Today, Wanda Organic works in seven counties in Kenya and is a household name among rural farmers. By using Plantmate, farmers have increased their yields more than 30 percent and are spending 20 percent less on crop inputs due to the fertilizer’s efficacy. The improved productivity has increased the value of smallholder farmers’ sales by nearly 50 percent.
These farmers can now afford nutritious foods and health care and are sending their children to school. Wanda is a Swahili word that means “thriving bush.” By promoting affordable bio-organic fertilizer to rural Kenya farmers, Wanda Organic is not only helping crops thrive but is helping the farming families that tend them reduce hunger and poverty.

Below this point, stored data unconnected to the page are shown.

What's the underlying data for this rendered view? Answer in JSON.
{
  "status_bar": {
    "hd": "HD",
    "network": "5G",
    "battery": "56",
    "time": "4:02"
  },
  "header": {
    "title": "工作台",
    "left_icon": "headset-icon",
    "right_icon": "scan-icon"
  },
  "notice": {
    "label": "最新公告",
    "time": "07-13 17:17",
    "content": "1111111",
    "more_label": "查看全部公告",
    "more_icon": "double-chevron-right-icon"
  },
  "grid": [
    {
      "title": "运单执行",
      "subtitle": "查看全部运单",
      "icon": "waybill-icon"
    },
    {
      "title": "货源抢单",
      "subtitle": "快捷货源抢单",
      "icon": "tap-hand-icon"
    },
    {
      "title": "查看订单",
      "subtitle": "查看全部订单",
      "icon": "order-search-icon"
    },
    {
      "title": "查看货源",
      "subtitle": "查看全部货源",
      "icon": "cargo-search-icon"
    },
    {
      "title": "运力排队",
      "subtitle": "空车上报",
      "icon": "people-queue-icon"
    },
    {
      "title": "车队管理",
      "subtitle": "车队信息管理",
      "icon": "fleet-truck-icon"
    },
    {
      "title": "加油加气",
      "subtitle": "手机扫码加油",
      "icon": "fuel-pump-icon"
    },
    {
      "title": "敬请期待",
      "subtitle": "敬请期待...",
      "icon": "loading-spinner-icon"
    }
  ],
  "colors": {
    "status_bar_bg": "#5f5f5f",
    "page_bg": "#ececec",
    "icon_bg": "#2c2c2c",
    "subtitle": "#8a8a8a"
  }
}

Running my own business provides me with a source of income, but the most rewarding part of being an “agropreneur” is helping rural Kenyan farmers and their families improve their lives. I now have have a satisfaction in my job that I never had in advertising. I’m able to create economic opportunities and give back to communities. And I’m working to reach more farming families. While I currently import and market Plantmate Organic Fertilizer, I plan to establish local production facilities in Kenya and parts of East Africa.
By bringing the innovation closer to home, I’m hoping more African farmers will be able to benefit from bio-organic fertilizers to boost their yields, protect our country’s soil, and live healthy and productive lives.
As the U.S. Government’s global hunger and food security initiative, Feed the Future helps empower agricultural entrepreneurs like Marion Moon in developing countries with the resources, connections and skills they need to take their ideas and passion and turn them into thriving businesses that reduce poverty, hunger and malnutrition in rural areas.